Des Musikalisch Neuen giebt es wenig bei uns. Fremde Künstler finden hier so wenig ihre Rechnung, daß sie stets seltner erscheinen und uns wohl endlich ganz aufgeben mögen. Zur Freude aller wahren Verehrer der Kunst, gedeiht aber eine Musik-Anstalt täglich mehr, die die schönste Ausbeute für die Zukunft verspricht, und deren sich, außer Berlin, nur wenige Städte zu rühmen haben mögen. Ich meine die vom Hoforganisten Dreißig errichtete ›Singakademie‹. Der zunehmende Verfall der Gesang- und namentlich Chor-Musik, und das Beispiel jener herrlichen Anstalt in Berlin, bestimmte Herrn Dreißig zu dem Entschluß, eine Singanstalt zu gründen in welcher ausschließlich Kirchenmusik betrieben werden sollte. In der katholischen Hofkirche darf nach einem königl. Befehl blos Musik aufgeführt werden, die in Dresden oder von in Dresden angestellten Kapell- und Musikmeistern geschrieben ist. Die übrigen protestantischen Kirchen geben wenig oder gar keine Musik, und eine reiche Ausbeute stand uns bevor, da die klassischen Meisterwerke Händels, Mozarts, Haydns, etc., für uns neu und nie gehört waren.

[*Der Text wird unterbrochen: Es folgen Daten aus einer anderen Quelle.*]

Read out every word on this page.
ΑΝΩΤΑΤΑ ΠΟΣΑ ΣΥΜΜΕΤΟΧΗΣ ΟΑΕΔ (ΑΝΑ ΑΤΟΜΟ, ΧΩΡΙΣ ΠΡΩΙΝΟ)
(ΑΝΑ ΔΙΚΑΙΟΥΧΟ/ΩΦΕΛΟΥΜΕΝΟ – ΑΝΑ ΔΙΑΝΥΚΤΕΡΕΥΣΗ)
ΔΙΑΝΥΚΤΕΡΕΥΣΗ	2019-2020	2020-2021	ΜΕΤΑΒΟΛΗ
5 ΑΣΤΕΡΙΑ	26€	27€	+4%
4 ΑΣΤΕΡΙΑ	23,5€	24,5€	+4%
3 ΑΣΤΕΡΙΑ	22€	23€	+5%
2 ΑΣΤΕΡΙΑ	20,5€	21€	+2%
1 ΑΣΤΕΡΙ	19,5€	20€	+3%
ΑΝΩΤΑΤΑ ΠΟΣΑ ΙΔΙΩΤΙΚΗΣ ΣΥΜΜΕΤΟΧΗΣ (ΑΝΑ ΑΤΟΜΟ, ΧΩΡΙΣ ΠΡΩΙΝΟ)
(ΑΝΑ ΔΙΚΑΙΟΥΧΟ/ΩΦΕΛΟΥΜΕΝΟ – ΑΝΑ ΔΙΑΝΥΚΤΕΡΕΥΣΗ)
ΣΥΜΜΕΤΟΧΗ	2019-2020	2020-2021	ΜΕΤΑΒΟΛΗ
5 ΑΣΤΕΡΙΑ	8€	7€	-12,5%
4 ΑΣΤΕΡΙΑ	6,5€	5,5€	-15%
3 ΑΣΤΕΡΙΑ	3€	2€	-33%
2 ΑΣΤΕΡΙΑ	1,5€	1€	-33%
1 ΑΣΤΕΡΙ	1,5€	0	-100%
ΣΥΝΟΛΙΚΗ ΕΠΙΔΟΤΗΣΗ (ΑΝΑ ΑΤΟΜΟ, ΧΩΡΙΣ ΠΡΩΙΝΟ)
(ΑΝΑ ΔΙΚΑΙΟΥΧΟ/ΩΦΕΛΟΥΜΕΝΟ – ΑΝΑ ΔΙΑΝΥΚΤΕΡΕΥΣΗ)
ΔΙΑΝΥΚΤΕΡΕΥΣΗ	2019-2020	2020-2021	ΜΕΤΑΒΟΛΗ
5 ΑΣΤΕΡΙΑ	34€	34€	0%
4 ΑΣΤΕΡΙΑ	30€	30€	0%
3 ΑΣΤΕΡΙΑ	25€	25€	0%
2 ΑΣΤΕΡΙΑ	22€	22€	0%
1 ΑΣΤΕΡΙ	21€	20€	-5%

Dies sowohl, als auch Berücksichtigung mancher Verhältnisse, bestimmte Dreißig sich vor der Hand blos auf den Kirchenstyl zu beschränken. Mit sechs oder sieben Personen begann er im März 1807 seine Uebungen. Nach und nach, sehr langsam, wuchs die Zahl der Theilnehmenden. Eine ungeheure Menge von Vorurtheilen erhoben sich dagegen und waren zu bekämpfen. Der hier, noch mehr als an irgend einem anderen Orte bemerkbare scharfe Abschnitt der Stände, vorzüglich aber die Vorliebe für alles Fremde und besonders Italienische, waren die Haupthindernisse des schnellen Gedeihens. Uneingedenk daß zwei der größten Sängerinnen Mara und Häser Deutsche sind, hält es gewiß der größte Theil des Dresdner Publikums für unmöglich, daß ein Deutscher singen, noch weniger Singunterricht geben kann. 1809 konnte die Gesellschaft schon einen kleinen Saal miethen, und endlich gelang es der eisernen Beharrlichkeit[331] des Unternehmers es so weit zu bringen, daß im verfloßnen Jahre ein großer Saal gemiethet wurde, und daß jetzt das Singpersonal aus 16 Sopran, 12 Alt, 11 Tenor und 12 Baßstimmen besteht. Alle Donnerstag Abend um 6 Uhr versammelt man sich und die Akademie dauert gewöhnlich bis 8 Uhr. Außerdem ist noch der Montag um 5 Uhr dazu bestimmt lernbegierige Ungeübte in Herrn Dreißig's Wohnung zu unterrichten, und das des Donnerstags Vorzunehmende mit ihnen durchzugehen.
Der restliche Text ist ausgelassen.